Städtetrip nach Frankreich? Oui! Aber es muss ja nicht immer Paris sein. Auch im stillen Elsass punktet eine romantische Hauptstadt mit Charme, Nostalgie und viel Savoir-vivre

Fundgrube für Gourmets und Städtetouristen: Straßburg, Flammkuchen und Sauerkraut gehören zusammen, wie Dortmund und sein Bier oder Ostfriesland und der Tee. Jedoch - niemand käme auf die Idee, wegen eines Biers ins Ruhrgebiet zu reisen oder für eine Tasse Tee an die Nordsee zu fahren. Ganz anders ist die Reisemotivation für Straßburg. Hier mischt sich der Gaumen in Erwartung auf ein lukullisches Menü oder einen deftigen Schmaus in die Ausflugsplanung für das östliche Frankreich ein.
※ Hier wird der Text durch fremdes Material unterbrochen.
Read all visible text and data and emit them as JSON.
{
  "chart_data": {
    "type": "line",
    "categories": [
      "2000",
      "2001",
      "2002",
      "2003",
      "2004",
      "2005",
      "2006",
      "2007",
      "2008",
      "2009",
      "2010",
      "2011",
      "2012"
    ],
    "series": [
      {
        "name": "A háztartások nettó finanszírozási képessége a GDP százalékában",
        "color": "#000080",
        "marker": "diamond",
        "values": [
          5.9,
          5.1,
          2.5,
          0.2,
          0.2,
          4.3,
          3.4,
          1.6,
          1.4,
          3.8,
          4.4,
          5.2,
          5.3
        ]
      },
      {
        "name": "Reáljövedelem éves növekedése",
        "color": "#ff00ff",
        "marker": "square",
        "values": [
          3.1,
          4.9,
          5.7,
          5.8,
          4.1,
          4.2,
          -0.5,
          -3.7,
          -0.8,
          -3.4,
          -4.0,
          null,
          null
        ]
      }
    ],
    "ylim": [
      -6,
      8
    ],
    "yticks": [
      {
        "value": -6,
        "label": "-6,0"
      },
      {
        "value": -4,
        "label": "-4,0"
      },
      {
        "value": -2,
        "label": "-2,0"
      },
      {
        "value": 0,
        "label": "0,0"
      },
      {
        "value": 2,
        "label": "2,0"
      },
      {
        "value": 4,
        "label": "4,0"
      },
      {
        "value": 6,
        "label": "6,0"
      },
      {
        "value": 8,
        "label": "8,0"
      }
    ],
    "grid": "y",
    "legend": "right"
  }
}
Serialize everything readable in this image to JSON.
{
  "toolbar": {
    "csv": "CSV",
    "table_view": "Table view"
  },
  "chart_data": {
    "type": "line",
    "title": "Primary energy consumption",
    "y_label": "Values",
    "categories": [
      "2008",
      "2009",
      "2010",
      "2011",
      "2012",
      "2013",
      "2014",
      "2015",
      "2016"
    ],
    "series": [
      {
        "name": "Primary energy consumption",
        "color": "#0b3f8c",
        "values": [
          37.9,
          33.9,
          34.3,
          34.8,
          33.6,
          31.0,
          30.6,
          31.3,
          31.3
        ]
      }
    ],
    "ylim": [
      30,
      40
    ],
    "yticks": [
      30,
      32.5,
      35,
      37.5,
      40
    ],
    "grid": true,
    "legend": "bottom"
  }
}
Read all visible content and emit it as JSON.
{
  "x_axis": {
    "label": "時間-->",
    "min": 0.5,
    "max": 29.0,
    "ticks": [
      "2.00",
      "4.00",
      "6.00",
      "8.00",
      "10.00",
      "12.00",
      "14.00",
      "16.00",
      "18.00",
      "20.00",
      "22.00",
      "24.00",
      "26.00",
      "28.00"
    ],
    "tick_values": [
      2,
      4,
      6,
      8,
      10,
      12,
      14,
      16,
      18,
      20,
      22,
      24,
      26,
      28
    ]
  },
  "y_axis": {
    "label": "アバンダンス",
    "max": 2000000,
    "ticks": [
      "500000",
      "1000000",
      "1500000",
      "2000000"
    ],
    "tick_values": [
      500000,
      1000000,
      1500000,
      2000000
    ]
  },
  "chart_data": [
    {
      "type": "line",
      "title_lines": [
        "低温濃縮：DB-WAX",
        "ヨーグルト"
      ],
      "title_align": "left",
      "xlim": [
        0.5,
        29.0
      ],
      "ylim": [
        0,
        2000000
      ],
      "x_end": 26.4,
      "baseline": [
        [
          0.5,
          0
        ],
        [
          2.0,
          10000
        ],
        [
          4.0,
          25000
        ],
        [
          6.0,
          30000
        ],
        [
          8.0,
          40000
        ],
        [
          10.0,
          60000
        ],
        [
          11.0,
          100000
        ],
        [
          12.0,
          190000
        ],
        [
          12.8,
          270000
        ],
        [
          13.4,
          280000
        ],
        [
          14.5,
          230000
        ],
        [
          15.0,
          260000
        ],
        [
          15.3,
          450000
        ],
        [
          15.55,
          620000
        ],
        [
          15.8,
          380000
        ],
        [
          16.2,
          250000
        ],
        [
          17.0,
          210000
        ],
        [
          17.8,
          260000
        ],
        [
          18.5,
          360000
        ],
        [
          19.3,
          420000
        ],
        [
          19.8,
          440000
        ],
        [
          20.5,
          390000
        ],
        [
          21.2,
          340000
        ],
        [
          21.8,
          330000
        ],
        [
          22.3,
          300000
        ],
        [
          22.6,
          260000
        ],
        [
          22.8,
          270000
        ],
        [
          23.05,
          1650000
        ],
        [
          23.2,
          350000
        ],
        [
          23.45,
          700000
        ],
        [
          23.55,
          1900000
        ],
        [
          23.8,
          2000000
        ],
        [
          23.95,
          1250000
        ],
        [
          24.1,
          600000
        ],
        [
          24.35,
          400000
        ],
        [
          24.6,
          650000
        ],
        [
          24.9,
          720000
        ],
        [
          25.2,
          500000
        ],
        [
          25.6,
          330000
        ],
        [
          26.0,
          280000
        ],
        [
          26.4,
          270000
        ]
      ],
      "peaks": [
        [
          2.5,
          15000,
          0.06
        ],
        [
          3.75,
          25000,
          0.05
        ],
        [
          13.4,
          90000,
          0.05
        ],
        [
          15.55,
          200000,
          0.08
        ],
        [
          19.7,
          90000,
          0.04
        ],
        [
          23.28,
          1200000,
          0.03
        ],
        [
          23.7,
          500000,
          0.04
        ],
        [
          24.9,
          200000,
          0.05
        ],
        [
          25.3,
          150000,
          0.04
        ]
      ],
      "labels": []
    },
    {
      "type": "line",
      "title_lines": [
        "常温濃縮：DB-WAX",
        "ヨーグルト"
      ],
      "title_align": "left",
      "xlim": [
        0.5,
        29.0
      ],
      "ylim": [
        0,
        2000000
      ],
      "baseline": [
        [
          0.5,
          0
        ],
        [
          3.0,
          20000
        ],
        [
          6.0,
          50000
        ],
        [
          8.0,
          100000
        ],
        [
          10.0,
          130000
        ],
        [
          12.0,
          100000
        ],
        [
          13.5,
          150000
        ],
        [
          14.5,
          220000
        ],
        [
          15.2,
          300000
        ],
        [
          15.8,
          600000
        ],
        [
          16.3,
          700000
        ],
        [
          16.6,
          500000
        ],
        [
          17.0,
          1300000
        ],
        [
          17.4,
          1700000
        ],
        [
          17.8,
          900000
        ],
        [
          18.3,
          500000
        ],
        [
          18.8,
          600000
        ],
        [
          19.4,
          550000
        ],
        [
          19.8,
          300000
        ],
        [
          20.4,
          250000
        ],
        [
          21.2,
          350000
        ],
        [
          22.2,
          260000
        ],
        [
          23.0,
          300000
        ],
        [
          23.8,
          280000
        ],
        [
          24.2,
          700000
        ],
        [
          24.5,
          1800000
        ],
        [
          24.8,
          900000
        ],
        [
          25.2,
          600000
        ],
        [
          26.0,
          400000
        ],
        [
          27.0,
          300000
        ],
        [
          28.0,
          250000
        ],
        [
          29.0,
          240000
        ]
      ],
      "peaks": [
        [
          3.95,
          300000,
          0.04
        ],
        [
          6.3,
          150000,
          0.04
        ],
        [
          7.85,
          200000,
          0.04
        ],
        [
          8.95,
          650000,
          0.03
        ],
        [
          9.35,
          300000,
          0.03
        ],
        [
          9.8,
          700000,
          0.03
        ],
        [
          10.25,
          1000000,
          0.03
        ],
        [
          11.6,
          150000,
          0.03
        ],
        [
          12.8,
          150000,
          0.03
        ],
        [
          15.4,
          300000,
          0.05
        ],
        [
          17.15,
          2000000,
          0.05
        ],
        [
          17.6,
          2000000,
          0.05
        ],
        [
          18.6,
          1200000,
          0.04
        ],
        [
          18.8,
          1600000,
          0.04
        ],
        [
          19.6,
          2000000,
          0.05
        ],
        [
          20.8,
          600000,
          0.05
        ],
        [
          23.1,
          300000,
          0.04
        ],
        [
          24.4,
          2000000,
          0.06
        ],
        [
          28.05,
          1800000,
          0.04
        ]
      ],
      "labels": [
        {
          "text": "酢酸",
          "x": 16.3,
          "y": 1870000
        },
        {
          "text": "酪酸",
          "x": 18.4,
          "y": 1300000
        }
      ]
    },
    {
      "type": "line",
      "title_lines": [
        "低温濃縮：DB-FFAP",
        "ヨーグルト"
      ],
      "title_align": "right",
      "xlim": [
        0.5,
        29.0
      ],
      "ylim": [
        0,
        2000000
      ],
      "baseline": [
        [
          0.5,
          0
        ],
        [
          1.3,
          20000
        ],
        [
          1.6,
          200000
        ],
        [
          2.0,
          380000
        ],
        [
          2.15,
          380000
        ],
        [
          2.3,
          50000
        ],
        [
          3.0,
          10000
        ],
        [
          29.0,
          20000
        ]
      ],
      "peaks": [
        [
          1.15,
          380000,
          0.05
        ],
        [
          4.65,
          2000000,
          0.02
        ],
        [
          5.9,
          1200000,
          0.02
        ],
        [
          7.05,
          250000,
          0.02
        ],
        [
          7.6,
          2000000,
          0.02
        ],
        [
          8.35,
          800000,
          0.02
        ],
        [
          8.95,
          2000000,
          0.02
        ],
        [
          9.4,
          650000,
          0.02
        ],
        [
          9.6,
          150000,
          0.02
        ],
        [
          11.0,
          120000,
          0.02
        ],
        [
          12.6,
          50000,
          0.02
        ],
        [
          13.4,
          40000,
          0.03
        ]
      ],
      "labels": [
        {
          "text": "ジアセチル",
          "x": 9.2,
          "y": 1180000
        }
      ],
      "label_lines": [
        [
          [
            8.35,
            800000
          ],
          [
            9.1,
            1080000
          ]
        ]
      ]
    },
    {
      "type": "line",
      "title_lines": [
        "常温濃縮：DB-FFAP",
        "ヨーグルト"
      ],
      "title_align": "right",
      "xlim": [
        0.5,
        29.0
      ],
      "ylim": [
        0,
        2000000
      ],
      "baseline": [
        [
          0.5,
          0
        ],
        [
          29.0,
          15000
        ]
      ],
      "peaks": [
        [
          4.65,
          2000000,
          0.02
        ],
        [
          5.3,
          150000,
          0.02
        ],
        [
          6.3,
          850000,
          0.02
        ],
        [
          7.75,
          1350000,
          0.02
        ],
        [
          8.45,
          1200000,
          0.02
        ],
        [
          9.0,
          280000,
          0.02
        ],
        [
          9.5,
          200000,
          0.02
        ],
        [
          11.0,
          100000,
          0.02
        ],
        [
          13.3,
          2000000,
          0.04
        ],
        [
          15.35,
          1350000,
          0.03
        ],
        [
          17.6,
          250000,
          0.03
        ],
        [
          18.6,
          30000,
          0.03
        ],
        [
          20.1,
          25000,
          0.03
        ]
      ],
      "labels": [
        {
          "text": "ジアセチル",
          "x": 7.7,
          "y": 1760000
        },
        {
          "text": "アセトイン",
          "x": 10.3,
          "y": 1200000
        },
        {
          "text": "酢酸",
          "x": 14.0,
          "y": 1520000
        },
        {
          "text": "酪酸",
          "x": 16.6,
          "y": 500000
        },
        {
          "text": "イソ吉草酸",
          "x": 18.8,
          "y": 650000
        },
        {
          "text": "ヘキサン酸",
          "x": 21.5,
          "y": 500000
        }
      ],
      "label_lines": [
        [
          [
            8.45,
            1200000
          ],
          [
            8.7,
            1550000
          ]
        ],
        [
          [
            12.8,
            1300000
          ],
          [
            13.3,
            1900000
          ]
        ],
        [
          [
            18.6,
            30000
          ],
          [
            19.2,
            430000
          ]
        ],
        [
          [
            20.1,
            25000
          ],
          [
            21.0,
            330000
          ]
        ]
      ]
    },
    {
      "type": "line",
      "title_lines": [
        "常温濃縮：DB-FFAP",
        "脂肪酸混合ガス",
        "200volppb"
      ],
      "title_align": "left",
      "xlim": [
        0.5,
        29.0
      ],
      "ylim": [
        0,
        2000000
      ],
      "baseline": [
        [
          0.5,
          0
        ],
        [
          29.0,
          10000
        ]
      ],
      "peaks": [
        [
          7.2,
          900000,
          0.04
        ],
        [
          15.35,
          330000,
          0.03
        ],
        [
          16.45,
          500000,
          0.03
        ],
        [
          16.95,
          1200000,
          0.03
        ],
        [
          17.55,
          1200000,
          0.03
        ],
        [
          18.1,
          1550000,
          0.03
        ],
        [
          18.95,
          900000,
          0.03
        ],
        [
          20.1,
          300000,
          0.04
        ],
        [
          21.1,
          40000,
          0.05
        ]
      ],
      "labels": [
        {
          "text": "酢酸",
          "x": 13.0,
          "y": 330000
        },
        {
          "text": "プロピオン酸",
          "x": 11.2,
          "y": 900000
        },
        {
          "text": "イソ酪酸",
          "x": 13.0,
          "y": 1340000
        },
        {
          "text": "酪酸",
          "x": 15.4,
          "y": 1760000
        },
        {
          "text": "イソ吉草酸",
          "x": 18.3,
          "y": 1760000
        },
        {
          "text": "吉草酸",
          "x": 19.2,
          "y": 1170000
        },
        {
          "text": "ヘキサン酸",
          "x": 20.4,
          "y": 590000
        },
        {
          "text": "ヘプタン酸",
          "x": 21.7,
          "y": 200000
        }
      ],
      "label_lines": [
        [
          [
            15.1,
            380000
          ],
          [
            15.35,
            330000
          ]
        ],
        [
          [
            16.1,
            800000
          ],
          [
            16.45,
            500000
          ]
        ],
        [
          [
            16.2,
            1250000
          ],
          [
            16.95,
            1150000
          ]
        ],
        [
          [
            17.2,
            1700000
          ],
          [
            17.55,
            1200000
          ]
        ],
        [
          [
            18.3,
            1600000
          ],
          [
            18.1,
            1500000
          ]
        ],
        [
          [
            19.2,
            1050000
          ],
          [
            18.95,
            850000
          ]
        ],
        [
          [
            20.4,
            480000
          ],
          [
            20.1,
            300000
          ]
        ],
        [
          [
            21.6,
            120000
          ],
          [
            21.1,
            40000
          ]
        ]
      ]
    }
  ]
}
Strassburg Elsass Frankreich

Flusskreuzfahrt durch die Fachwerkwelt im alten Straßburg

Viele Wege führen in Straßburg zur Kunst, aber genauso viele Gäste folgen den kulinarischen Straßen. Dabei hat es die nordelsässische Hauptstadt mit ihrem farbenfrohen Gewirr von Straßen, Gassen und Wasserwegen nicht verdient, auf eine Speisekarte reduziert zu werden, die zugegeben, mit ihrer Küche Feinschmeckereien und opulentes Tafeln verspricht und auch hält.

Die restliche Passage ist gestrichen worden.